Rabbiner Elias Dray ist in Amberg geboren und aufgewachsen ( Ein richtiger Bayer!). Für 8 Jahre arbeitete er als Jugendrabbiner in der jüdischen Gemeinde von München. Seit 4 Jahren betreut er die jüdische Gemeinde Amberg. Er organisierte in regelmäßigen Abständen u.a Events, Unterrichtsreihen und Reisen für Jugendliche und Studenten.

Rabbiner Nils Ederberg ist Dozent für am Institut für Jüdische Theologie der Universität Potsdam und Mitglied der Allgemeinen Rabbinerkonferenz sowie der Jüdischen Gemeinde Berlin.

Imam Ferid Heider, Jahrgang 1979, ist als Sohn eines irakischen Vaters und einer polnischen Mutter in Berlin geboren und aufgewachsen. Ferid Heider ist Prediger, Imam und Lehrer in mehreren Berliner Gemeinden (IZDB, IKEZ, NBS, Teiba Kulturzentrum, Bilal Moschee und der DMK), Dozent am Islamologischen Institut in Wien und Vorsitzender des Teiba Kulturzentrums in Spandau. Darüber hinaus engagiert er sich bei der Initiative Berliner Muslime (IBMus) und dem Rat Islamischer Zentren. Imam Ferid Heider wurde zusammen mit Rabbi Daniel Alter 2012 von Berlins Innensenator Henkel als Vertreter für die muslimische Seite zum Werte-Dialog in einer Spandauer Schule eingeladen, wo die beiden sich erstmalig begegneten.

Rabbiner Andreas Nachama, Professor und Direktor der Stiftung Topographie des Terrors, die sich der Vermittlung historischer Kenntnisse über den Nationalsozialismus und seine Verbrechen widmet sowie zur aktiven Auseinandersetzung mit dieser Geschichte, einschließlich ihrer Folgen nach 1945, anregt. Professor Nachama hat durch die Geschichte seiner Familie den Holocaust und die Unmenschlichkeit des NS-Regimes persönlich erlebt. Mit seiner Arbeit und seinem Engagement setzt er sich dafür ein, dass das Schicksal von Juden unter dem NS-Regime nicht in Vergessenheit gerät und Antisemitismus in Deutschland nie wieder salonfähig wird. Gleichzeitig ist Professor Nachama als Rabbiner an der Synagoge Hüttenweg/Sukkat Schalom in Charlottenburg tätig. Die Synagoge ist Mitglied in der Union Progressiver Juden in Deutschland.

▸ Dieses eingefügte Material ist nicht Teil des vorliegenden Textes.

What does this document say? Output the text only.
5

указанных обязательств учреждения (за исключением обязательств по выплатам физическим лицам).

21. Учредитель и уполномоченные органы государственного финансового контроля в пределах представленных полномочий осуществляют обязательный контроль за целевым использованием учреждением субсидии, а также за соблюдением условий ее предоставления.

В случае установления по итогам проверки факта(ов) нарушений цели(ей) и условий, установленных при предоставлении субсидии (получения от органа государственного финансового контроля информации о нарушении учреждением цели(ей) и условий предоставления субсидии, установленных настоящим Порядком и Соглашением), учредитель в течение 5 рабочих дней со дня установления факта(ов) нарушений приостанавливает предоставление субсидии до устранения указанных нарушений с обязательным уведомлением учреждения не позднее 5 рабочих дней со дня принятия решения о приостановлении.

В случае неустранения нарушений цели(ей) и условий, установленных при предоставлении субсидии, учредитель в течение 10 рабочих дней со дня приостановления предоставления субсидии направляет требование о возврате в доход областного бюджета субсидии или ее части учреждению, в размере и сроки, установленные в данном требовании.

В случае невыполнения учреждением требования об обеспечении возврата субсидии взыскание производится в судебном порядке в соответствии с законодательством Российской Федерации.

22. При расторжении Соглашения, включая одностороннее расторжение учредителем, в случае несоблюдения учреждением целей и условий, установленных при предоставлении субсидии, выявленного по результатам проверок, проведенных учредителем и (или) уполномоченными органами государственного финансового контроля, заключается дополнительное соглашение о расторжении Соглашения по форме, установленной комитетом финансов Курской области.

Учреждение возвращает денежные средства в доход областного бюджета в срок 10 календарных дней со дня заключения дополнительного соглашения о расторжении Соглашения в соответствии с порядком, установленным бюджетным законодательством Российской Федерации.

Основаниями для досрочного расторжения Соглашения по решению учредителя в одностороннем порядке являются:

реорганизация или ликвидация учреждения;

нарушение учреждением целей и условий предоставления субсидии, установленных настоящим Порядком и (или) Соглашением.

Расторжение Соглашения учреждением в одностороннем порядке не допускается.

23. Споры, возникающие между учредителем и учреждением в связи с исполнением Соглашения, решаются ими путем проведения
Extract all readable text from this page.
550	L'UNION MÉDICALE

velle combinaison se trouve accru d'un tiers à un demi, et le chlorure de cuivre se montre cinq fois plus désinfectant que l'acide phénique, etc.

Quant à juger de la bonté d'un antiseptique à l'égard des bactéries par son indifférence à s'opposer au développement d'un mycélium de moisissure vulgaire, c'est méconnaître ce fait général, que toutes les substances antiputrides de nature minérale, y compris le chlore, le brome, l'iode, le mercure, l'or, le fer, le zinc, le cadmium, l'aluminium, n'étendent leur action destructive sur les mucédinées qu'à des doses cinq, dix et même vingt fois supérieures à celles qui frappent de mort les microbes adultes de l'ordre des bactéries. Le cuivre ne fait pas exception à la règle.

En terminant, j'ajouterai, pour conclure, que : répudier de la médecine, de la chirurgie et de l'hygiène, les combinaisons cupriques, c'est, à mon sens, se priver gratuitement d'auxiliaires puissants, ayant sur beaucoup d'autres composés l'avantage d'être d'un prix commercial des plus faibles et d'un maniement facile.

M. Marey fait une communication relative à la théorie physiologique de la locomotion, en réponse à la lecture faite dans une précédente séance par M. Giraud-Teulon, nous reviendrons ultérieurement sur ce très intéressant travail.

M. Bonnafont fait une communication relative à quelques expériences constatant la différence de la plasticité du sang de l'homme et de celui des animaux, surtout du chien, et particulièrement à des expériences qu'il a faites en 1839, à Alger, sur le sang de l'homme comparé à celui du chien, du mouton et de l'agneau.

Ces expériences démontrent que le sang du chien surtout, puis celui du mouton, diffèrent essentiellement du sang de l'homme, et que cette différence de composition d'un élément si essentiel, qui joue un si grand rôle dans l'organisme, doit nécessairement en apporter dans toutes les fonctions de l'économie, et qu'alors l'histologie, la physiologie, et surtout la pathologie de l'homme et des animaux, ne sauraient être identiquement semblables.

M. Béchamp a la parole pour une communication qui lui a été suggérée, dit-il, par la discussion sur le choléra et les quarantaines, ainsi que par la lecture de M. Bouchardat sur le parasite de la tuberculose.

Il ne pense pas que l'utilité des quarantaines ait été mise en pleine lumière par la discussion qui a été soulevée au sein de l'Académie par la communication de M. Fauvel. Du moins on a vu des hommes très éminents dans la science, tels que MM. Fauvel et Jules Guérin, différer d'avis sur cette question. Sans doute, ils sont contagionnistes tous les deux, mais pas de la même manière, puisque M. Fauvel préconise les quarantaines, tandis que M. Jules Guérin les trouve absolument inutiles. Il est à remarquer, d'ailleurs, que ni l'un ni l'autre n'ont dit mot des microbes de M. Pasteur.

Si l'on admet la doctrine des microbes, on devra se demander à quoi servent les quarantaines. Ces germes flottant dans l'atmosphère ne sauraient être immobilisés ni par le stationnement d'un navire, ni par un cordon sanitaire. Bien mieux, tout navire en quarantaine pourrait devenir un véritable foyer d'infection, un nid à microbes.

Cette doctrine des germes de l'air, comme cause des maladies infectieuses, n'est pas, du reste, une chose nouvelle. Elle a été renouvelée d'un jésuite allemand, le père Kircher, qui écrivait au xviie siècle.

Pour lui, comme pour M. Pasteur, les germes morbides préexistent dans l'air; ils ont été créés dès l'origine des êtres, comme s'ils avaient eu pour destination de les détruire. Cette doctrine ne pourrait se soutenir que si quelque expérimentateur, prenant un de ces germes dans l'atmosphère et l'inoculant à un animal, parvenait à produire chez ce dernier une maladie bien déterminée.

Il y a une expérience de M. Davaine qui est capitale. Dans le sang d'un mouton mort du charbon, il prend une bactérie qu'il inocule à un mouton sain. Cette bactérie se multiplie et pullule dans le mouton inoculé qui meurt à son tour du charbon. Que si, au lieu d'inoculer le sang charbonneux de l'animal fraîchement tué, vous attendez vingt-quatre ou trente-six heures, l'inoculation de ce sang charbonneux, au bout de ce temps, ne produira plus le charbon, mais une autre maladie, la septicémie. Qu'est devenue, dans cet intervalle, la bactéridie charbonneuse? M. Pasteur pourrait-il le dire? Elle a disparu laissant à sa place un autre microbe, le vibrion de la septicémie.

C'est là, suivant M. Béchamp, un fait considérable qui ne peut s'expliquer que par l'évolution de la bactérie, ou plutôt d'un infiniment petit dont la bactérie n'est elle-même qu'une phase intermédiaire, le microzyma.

Mohammad Imran Sagir ist Jahrgang 1973, verheiratet und hat zwei Kinder. Die kulturellen Wurzeln des gebürtigen Berliners liegen in Indien. Er ist Diplom-Betriebswirt, Kommunikations- und Verhaltenstrainer und Anti-Gewalt- und Kompetenztrainer. Einer der Schwerpunkte seines Engagements ist der Dialog und die Verständigung mit unterschiedlichen gesellschaftlichen Gruppen. Imran Sagir ist Mitbegründer und Geschäftsführer des Muslimischen SeelsorgeTelefons, das Ende 2008 in Kooperation von Islamic Relief Humanitäre Organisation in Deutschland e.V., dem Diakonischen Werk Berlin- Brandenburg-schlesische Oberlausitz e.V. und dem Caritasverband des Erzbistums Berlin e.V. aufgebaut wurde und seitdem vielfach ausgezeichnet wurde, u.a. vom Bündnis für Demokratie und Toleranz, dem Berliner Präventionspreis oder dem Aspirin Publikumspreis. Imran Sagir wirkt u.a. im Beirat von Leadership Berlin – Netzwerk Verantwortung e.V. mit.